Ever tried to have two phone conversations at the same time? It doesn't go well. Your nervous system, on the other hand, does this routinely without breaking a sweat. When you touch something vibrating, your nerve fibers are simultaneously encoding both how fast it's vibrating AND how hard it's pressing against your skin. Same neurons, same spikes, two different messages. A review in Biological Reviews digs into this trick called "multiplexing," and there's a weird plot twist: the static on the line might actually be making it work better.
Two Channels, One Wire
Neurons have two fundamental ways of carrying information. The first is rate coding: how many times per second a neuron fires. Fire fast, something intense is happening. Fire slow, not much going on. Simple enough.
The second is temporal coding: the precise timing of when each spike occurs. Not just "five spikes in this second" but "spikes at exactly 0.1, 0.15, 0.27, 0.45, and 0.89 seconds." The pattern carries information independent of the overall rate.
Here's the neat part: these aren't either/or options. A single neuron can use both simultaneously, carrying different types of information through each channel. It's like AM and FM radio transmitting through the same antenna.
In your somatosensory system (the touch network), rate codes might tell your brain how hard something is pressing against your finger while temporal codes convey how fast it's vibrating. One set of spikes, two separate messages that downstream brain regions can extract using different decoding strategies.
Wait, Noise is Helpful?
This is where the story takes an unexpected turn. Neural systems are noisy. Neurons don't fire with perfect reliability. Signals get corrupted by random electrical fluctuations. Interference happens. Conventionally, we think of this noise as a problem to overcome, something that degrades information and makes the brain's job harder.
But for multiplexing, noise might actually be a feature rather than a bug.
The problem with sending two messages simultaneously is that they can get tangled up. If both the rate and timing of spikes change together in predictable ways, downstream neurons might have trouble separating them. Which changes reflect the vibration frequency, and which reflect the pressure intensity?
Noise can help by breaking those correlations. When random variation gets added to the system, it can actually make the different signal components more independent, easier to pry apart. The static on the line prevents the two conversations from blending into each other.
This is counterintuitive. We usually think clear signals are good and noisy signals are bad. But when you're trying to transmit multiple messages simultaneously, a little randomness can keep them from interfering with each other. Evolution, it turns out, found a use for neural static that engineers might not have expected.

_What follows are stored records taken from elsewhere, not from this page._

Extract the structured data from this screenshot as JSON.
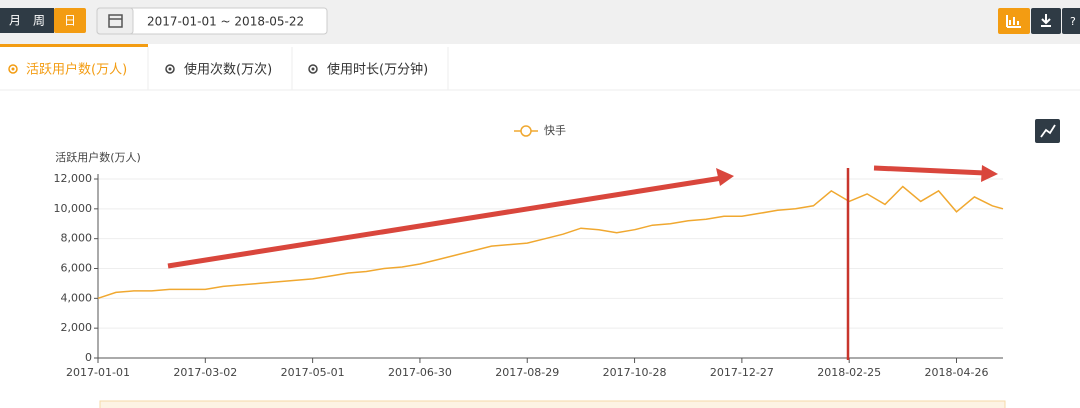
{
  "toolbar": {
    "periods": [
      "月",
      "周",
      "日"
    ],
    "date_range": "2017-01-01 ~ 2018-05-22",
    "help": "?"
  },
  "tabs": [
    "活跃用户数(万人)",
    "使用次数(万次)",
    "使用时长(万分钟)"
  ],
  "chart_data": {
    "type": "line",
    "ylabel": "活跃用户数(万人)",
    "x": [
      "2017-01-01",
      "2017-01-11",
      "2017-01-21",
      "2017-01-31",
      "2017-02-10",
      "2017-02-20",
      "2017-03-02",
      "2017-03-12",
      "2017-03-22",
      "2017-04-01",
      "2017-04-11",
      "2017-04-21",
      "2017-05-01",
      "2017-05-11",
      "2017-05-21",
      "2017-05-31",
      "2017-06-10",
      "2017-06-20",
      "2017-06-30",
      "2017-07-10",
      "2017-07-20",
      "2017-07-30",
      "2017-08-09",
      "2017-08-19",
      "2017-08-29",
      "2017-09-08",
      "2017-09-18",
      "2017-09-28",
      "2017-10-08",
      "2017-10-18",
      "2017-10-28",
      "2017-11-07",
      "2017-11-17",
      "2017-11-27",
      "2017-12-07",
      "2017-12-17",
      "2017-12-27",
      "2018-01-06",
      "2018-01-16",
      "2018-01-26",
      "2018-02-05",
      "2018-02-15",
      "2018-02-25",
      "2018-03-07",
      "2018-03-17",
      "2018-03-27",
      "2018-04-06",
      "2018-04-16",
      "2018-04-26",
      "2018-05-06",
      "2018-05-16",
      "2018-05-22"
    ],
    "series": [
      {
        "name": "快手",
        "color": "#f0a830",
        "values": [
          4000,
          4400,
          4500,
          4500,
          4600,
          4600,
          4600,
          4800,
          4900,
          5000,
          5100,
          5200,
          5300,
          5500,
          5700,
          5800,
          6000,
          6100,
          6300,
          6600,
          6900,
          7200,
          7500,
          7600,
          7700,
          8000,
          8300,
          8700,
          8600,
          8400,
          8600,
          8900,
          9000,
          9200,
          9300,
          9500,
          9500,
          9700,
          9900,
          10000,
          10200,
          11200,
          10500,
          11000,
          10300,
          11500,
          10500,
          11200,
          9800,
          10800,
          10200,
          10000
        ]
      }
    ],
    "xlim": [
      "2017-01-01",
      "2018-05-22"
    ],
    "xticks": [
      "2017-01-01",
      "2017-03-02",
      "2017-05-01",
      "2017-06-30",
      "2017-08-29",
      "2017-10-28",
      "2017-12-27",
      "2018-02-25",
      "2018-04-26"
    ],
    "ylim": [
      0,
      12000
    ],
    "yticks": [
      0,
      {
        "value": 2000,
        "label": "2,000"
      },
      {
        "value": 4000,
        "label": "4,000"
      },
      {
        "value": 6000,
        "label": "6,000"
      },
      {
        "value": 8000,
        "label": "8,000"
      },
      {
        "value": 10000,
        "label": "10,000"
      },
      {
        "value": 12000,
        "label": "12,000"
      }
    ],
    "grid": true,
    "legend": "top"
  }
}
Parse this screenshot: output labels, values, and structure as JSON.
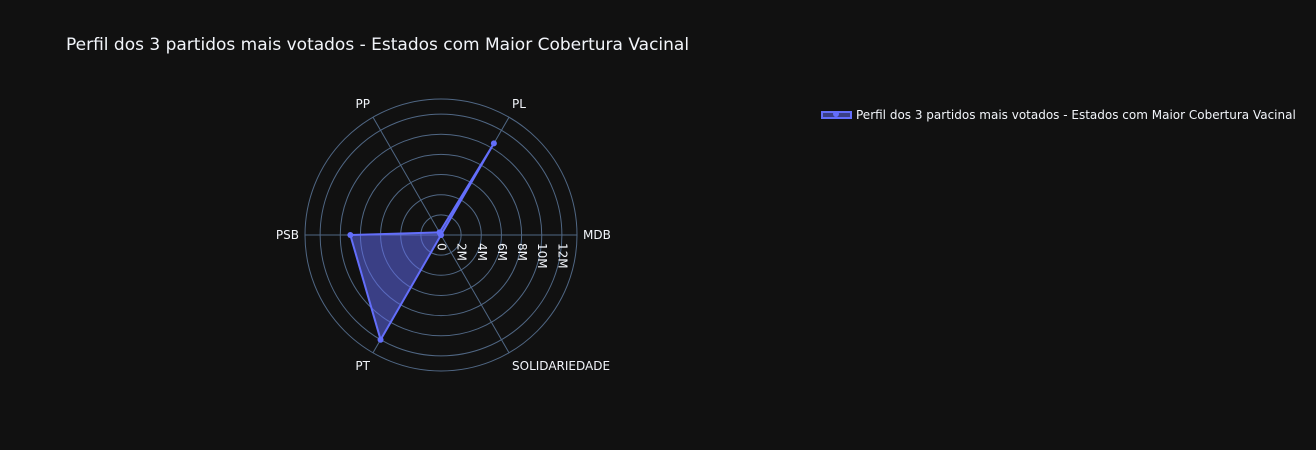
{
  "chart_data": {
    "type": "radar",
    "title": "Perfil dos 3 partidos mais votados - Estados com Maior Cobertura Vacinal",
    "categories": [
      "MDB",
      "PL",
      "PP",
      "PSB",
      "PT",
      "SOLIDARIEDADE"
    ],
    "radial_range": [
      0,
      13500000
    ],
    "radial_ticks": [
      0,
      2000000,
      4000000,
      6000000,
      8000000,
      10000000,
      12000000
    ],
    "radial_tick_labels": [
      "0",
      "2M",
      "4M",
      "6M",
      "8M",
      "10M",
      "12M"
    ],
    "series": [
      {
        "name": "Perfil dos 3 partidos mais votados - Estados com Maior Cobertura Vacinal",
        "values": [
          0,
          10500000,
          300000,
          9000000,
          12000000,
          0
        ]
      }
    ],
    "legend_position": "top-right",
    "grid": true,
    "colors": {
      "background": "#111111",
      "grid": "#506784",
      "series_line": "#636efa",
      "series_fill": "#636efa",
      "text": "#f2f5fa"
    }
  }
}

More Bandwidth Than the Spec Sheet Suggests
The practical implication here is that your nervous system has more information-carrying capacity than you'd guess just by counting spikes. If neurons only used rate coding, the bandwidth would be limited by how fast they can fire. But when timing also carries information, you get a second channel for free.
Multiplexing is basically a compression strategy. Instead of dedicating separate neural pathways to every different feature of a tactile stimulus (one set of neurons for frequency, another for intensity, another for texture), the system can combine information onto shared pathways and sort it out later. It's more efficient, though it requires smarter decoding on the receiving end.
This principle shows up throughout sensory systems, not just touch. Vision, hearing, and smell all seem to use various multiplexing strategies to pack more information into limited neural real estate.
Building Better Robot Hands
There's a practical angle here that goes beyond basic science. If you're trying to build prosthetic limbs that can actually feel things, you need to understand how natural sensory systems encode touch information. Just knowing "more pressure equals faster firing" isn't enough.
If natural touch uses multiplexed codes where rate and timing carry different information simultaneously, then artificial stimulation needs to mimic that complexity. A prosthetic that only conveys pressure intensity would be missing the vibration and texture information that natural touch provides.
Understanding multiplexing could lead to much richer sensory feedback for prosthetic users. Instead of vague impressions of pressure, they might eventually feel the difference between silk and sandpaper, or between a smooth surface and one that's subtly vibrating.
The review brings together empirical findings with theoretical models to make the case that multiplexing is a foundational principle in sensory neuroscience, not just an occasional trick. Your nerves are carrying on multiple conversations at once, and the noise that seems like it should be getting in the way might actually be helping them stay organized. Biology is weird like that.
Reference: Kamaleddin MA. (2025). Simultaneous encoding of sensory features: the role of multiplexing and noise in tactile perception and neural representation. Biological Reviews. doi: 10.1111/brv.70093 | PMID: 41104953
Disclaimer: The image accompanying this article is for illustrative purposes only and does not depict actual experimental results, data, or biological mechanisms.